Let’s visit the town of Palenville as geologists; and, let’s ask a deceptively simple question: why does it exist? The answer takes us back to the Ice Age. Geologists have long been drawn to Kaaterskill clove to view its landscape with a more scientific eye. That’s where we fit into the story. We love to hike the clove and the mountains north and south of it. There is an awful lot of very good geology to be seen there. So, when we got the chance to fly over it, we welcomed the opportunity. We had a pretty good idea of what we would see. Kaaterskill Clove is a great gash in the Catskill Front. Most of it was carved during the Ice Age, especially during the closing phases of that time. Melting glaciers provided enormous amounts of water that cascaded down the canyon, eroding it. Think of it as an oversized gulley!
Kaaterskill Clove had been there before our most recent ice age. It probably began eroding at the end of the Ice Age’s previous chapter. But about 13,000 or 14,000 thousand years ago there was another time of melting . . . and another time of erosion. You have to visit the clove and imagine it with deafening masses of raging, foaming, pounding whitewater thundering down its canyon. Erosion would have been going on at an alarming rate. Where there is erosion, the destruction of rock, then there must also be the production of large masses of sediment. Rock is converted into sediment, and it must be deposited somewhere. That is exactly what we were going to see.

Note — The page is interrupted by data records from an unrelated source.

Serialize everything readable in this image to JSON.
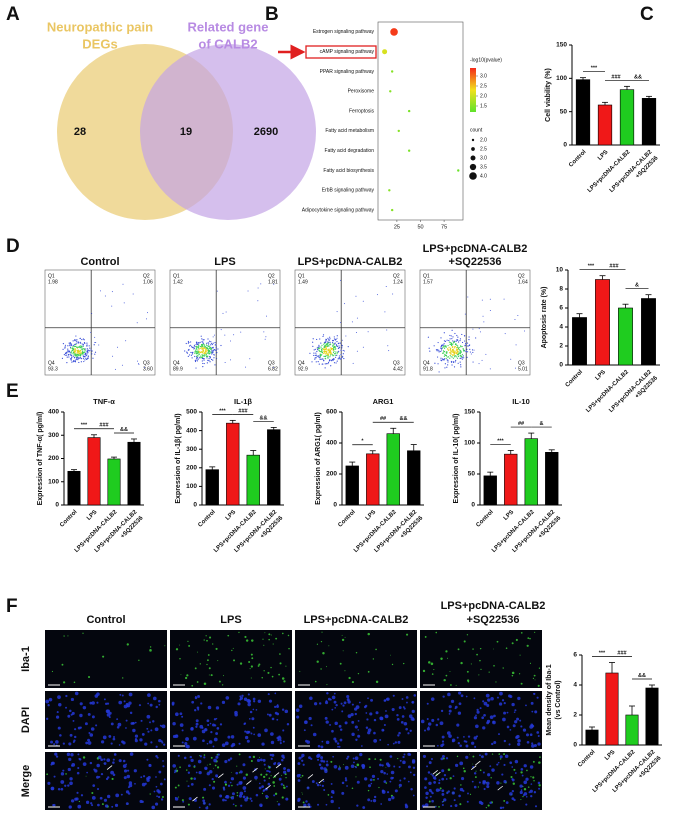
{
  "panel_labels": [
    "A",
    "B",
    "C",
    "D",
    "E",
    "F"
  ],
  "venn": {
    "left_label": [
      "Neuropathic pain",
      "DEGs"
    ],
    "right_label": [
      "Related gene",
      "of CALB2"
    ],
    "left_only": 28,
    "overlap": 19,
    "right_only": 2690
  },
  "flow": {
    "quadrant_names": [
      "Q1",
      "Q2",
      "Q3",
      "Q4"
    ],
    "plots": [
      {
        "title": [
          "Control"
        ],
        "quadrants": [
          "1.98",
          "1.06",
          "3.60",
          "93.3"
        ]
      },
      {
        "title": [
          "LPS"
        ],
        "quadrants": [
          "1.42",
          "1.81",
          "6.82",
          "89.9"
        ]
      },
      {
        "title": [
          "LPS+pcDNA-CALB2"
        ],
        "quadrants": [
          "1.49",
          "1.24",
          "4.42",
          "92.9"
        ]
      },
      {
        "title": [
          "LPS+pcDNA-CALB2",
          "+SQ22536"
        ],
        "quadrants": [
          "1.57",
          "1.64",
          "5.01",
          "91.8"
        ]
      }
    ]
  },
  "microscopy": {
    "columns": [
      [
        "Control"
      ],
      [
        "LPS"
      ],
      [
        "LPS+pcDNA-CALB2"
      ],
      [
        "LPS+pcDNA-CALB2",
        "+SQ22536"
      ]
    ],
    "rows": [
      "Iba-1",
      "DAPI",
      "Merge"
    ]
  },
  "chart_data": [
    {
      "type": "dot",
      "categories": [
        "Estrogen signaling pathway",
        "cAMP signaling pathway",
        "PPAR signaling pathway",
        "Peroxisome",
        "Ferroptosis",
        "Fatty acid metabolism",
        "Fatty acid degradation",
        "Fatty acid biosynthesis",
        "ErbB signaling pathway",
        "Adipocytokine signaling pathway"
      ],
      "values": [
        22,
        12,
        20,
        18,
        38,
        27,
        38,
        90,
        17,
        20
      ],
      "counts": [
        4,
        3,
        2,
        2,
        2,
        2,
        2,
        2,
        2,
        2
      ],
      "neg_log10_p": [
        3.3,
        2.1,
        1.5,
        1.5,
        1.4,
        1.5,
        1.4,
        1.3,
        1.5,
        1.5
      ],
      "xlim": [
        5,
        95
      ],
      "xticks": [
        25,
        50,
        75
      ],
      "color_title": "-log10(pvalue)",
      "colorlim": [
        1.2,
        3.4
      ],
      "colormap": [
        "#5ee22b",
        "#f2e11c",
        "#f52a1a"
      ],
      "color_ticks": [
        1.5,
        {
          "value": 2,
          "label": "2.0"
        },
        2.5,
        {
          "value": 3,
          "label": "3.0"
        }
      ],
      "size_title": "count",
      "size_ticks": [
        {
          "value": 2,
          "label": "2.0"
        },
        2.5,
        {
          "value": 3,
          "label": "3.0"
        },
        3.5,
        {
          "value": 4,
          "label": "4.0"
        }
      ]
    },
    {
      "type": "bar",
      "ylabel": [
        "Cell viability (%)"
      ],
      "categories": [
        [
          "Control"
        ],
        [
          "LPS"
        ],
        [
          "LPS+pcDNA-CALB2"
        ],
        [
          "LPS+pcDNA-CALB2",
          "+SQ22536"
        ]
      ],
      "values": [
        98,
        60,
        83,
        70
      ],
      "errors": [
        3,
        4,
        5,
        3
      ],
      "colors": [
        "#000000",
        "#f01818",
        "#1fcc1f",
        "#000000"
      ],
      "ylim": [
        0,
        150
      ],
      "yticks": [
        0,
        50,
        100,
        150
      ],
      "annotations": [
        "***",
        "###",
        "&&"
      ]
    },
    {
      "type": "bar",
      "ylabel": [
        "Apoptosis rate (%)"
      ],
      "categories": [
        [
          "Control"
        ],
        [
          "LPS"
        ],
        [
          "LPS+pcDNA-CALB2"
        ],
        [
          "LPS+pcDNA-CALB2",
          "+SQ22536"
        ]
      ],
      "values": [
        5.0,
        9.0,
        6.0,
        7.0
      ],
      "errors": [
        0.4,
        0.4,
        0.4,
        0.4
      ],
      "colors": [
        "#000000",
        "#f01818",
        "#1fcc1f",
        "#000000"
      ],
      "ylim": [
        0,
        10
      ],
      "yticks": [
        0,
        2,
        4,
        6,
        8,
        10
      ],
      "annotations": [
        "***",
        "###",
        "&"
      ]
    },
    {
      "type": "bar",
      "title": "TNF-α",
      "ylabel": [
        "Expression of TNF-α( pg/ml)"
      ],
      "categories": [
        [
          "Control"
        ],
        [
          "LPS"
        ],
        [
          "LPS+pcDNA-CALB2"
        ],
        [
          "LPS+pcDNA-CALB2",
          "+SQ22536"
        ]
      ],
      "values": [
        145,
        290,
        198,
        270
      ],
      "errors": [
        7,
        12,
        8,
        14
      ],
      "colors": [
        "#000000",
        "#f01818",
        "#1fcc1f",
        "#000000"
      ],
      "ylim": [
        0,
        400
      ],
      "yticks": [
        0,
        100,
        200,
        300,
        400
      ],
      "annotations": [
        "***",
        "###",
        "&&"
      ]
    },
    {
      "type": "bar",
      "title": "IL-1β",
      "ylabel": [
        "Expression of IL-1β( pg/ml)"
      ],
      "categories": [
        [
          "Control"
        ],
        [
          "LPS"
        ],
        [
          "LPS+pcDNA-CALB2"
        ],
        [
          "LPS+pcDNA-CALB2",
          "+SQ22536"
        ]
      ],
      "values": [
        190,
        440,
        268,
        405
      ],
      "errors": [
        15,
        15,
        25,
        12
      ],
      "colors": [
        "#000000",
        "#f01818",
        "#1fcc1f",
        "#000000"
      ],
      "ylim": [
        0,
        500
      ],
      "yticks": [
        0,
        100,
        200,
        300,
        400,
        500
      ],
      "annotations": [
        "***",
        "###",
        "&&"
      ]
    },
    {
      "type": "bar",
      "title": "ARG1",
      "ylabel": [
        "Expression of ARG1( pg/ml)"
      ],
      "categories": [
        [
          "Control"
        ],
        [
          "LPS"
        ],
        [
          "LPS+pcDNA-CALB2"
        ],
        [
          "LPS+pcDNA-CALB2",
          "+SQ22536"
        ]
      ],
      "values": [
        252,
        330,
        460,
        350
      ],
      "errors": [
        25,
        20,
        35,
        40
      ],
      "colors": [
        "#000000",
        "#f01818",
        "#1fcc1f",
        "#000000"
      ],
      "ylim": [
        0,
        600
      ],
      "yticks": [
        0,
        200,
        400,
        600
      ],
      "annotations": [
        "*",
        "##",
        "&&"
      ]
    },
    {
      "type": "bar",
      "title": "IL-10",
      "ylabel": [
        "Expression of IL-10( pg/ml)"
      ],
      "categories": [
        [
          "Control"
        ],
        [
          "LPS"
        ],
        [
          "LPS+pcDNA-CALB2"
        ],
        [
          "LPS+pcDNA-CALB2",
          "+SQ22536"
        ]
      ],
      "values": [
        47,
        82,
        107,
        85
      ],
      "errors": [
        6,
        6,
        9,
        4
      ],
      "colors": [
        "#000000",
        "#f01818",
        "#1fcc1f",
        "#000000"
      ],
      "ylim": [
        0,
        150
      ],
      "yticks": [
        0,
        50,
        100,
        150
      ],
      "annotations": [
        "***",
        "##",
        "&"
      ]
    },
    {
      "type": "bar",
      "ylabel": [
        "Mean density of Iba-1",
        "(vs Control)"
      ],
      "categories": [
        [
          "Control"
        ],
        [
          "LPS"
        ],
        [
          "LPS+pcDNA-CALB2"
        ],
        [
          "LPS+pcDNA-CALB2",
          "+SQ22536"
        ]
      ],
      "values": [
        1.0,
        4.8,
        2.0,
        3.8
      ],
      "errors": [
        0.2,
        0.7,
        0.6,
        0.2
      ],
      "colors": [
        "#000000",
        "#f01818",
        "#1fcc1f",
        "#000000"
      ],
      "ylim": [
        0,
        6
      ],
      "yticks": [
        0,
        2,
        4,
        6
      ],
      "annotations": [
        "***",
        "###",
        "&&"
      ]
    }
  ]
}
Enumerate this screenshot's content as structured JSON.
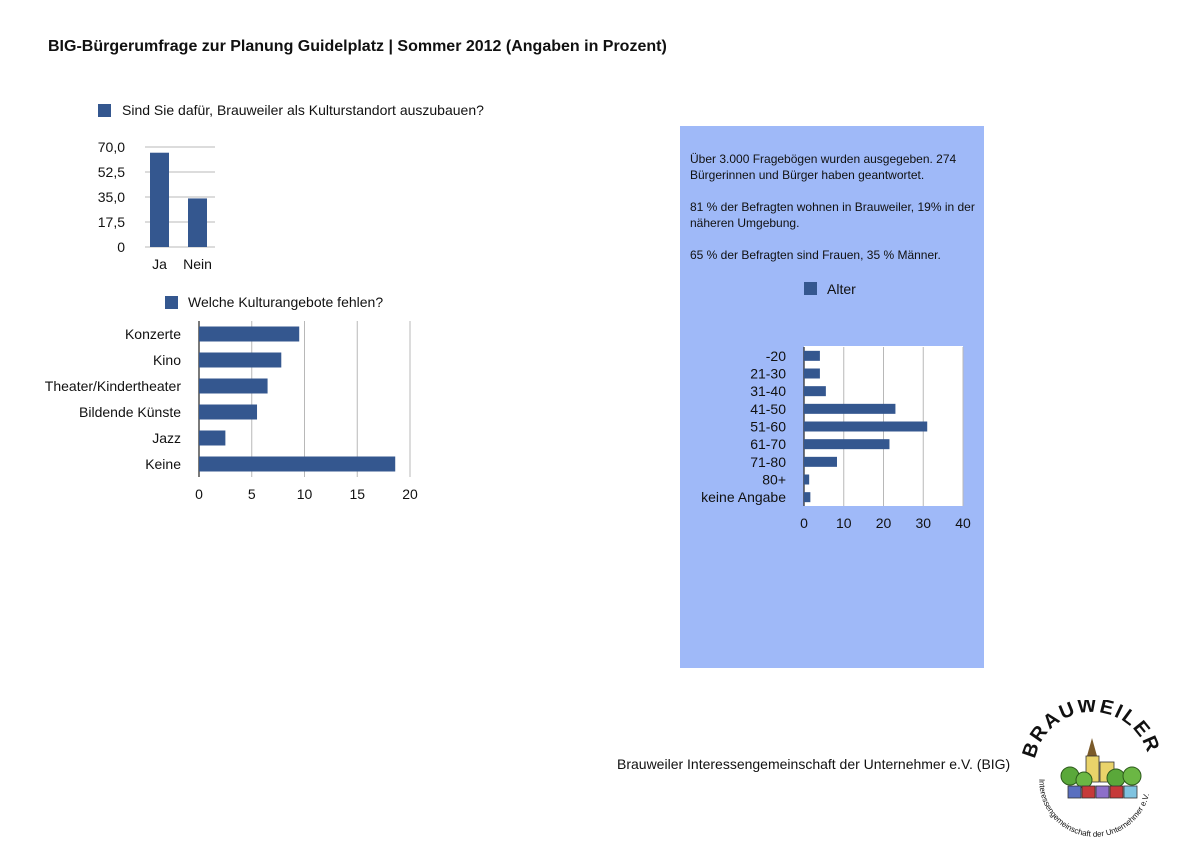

Palenville has long been recognized by geologists as something that is called an “alluvial fan.” That is a large, fan-shaped heap of earth. Such fans spread out across a dry valley floor at the bottom of the sediment’s source. In this case, large amounts of sediment traveled down an eroding Kaaterskill Clove, and then spread out into a fan shaped heap at the bottom of that clove
A trained geologist can recognize such a feature on any good topographical map, and we did this a long time ago. But now, we were up in a plane, and there it was. As we flew by, we gazed into the great wide yawning clove. And spread out before it was the alluvial fan. We could recognize three roads that we knew. These were Bogart Road, Rt. 23A, and Rt. 32A. The three of them radiated out from the bottom of the canyon and spread out across the top of the fan. Nobody knew it at the time but, as laid out, those roads all descend the gentle slopes of the alluvial fan. The fan made an ideal location to build homes and, one by one, they appeared. And that is the geological story behind the origins of Palenville.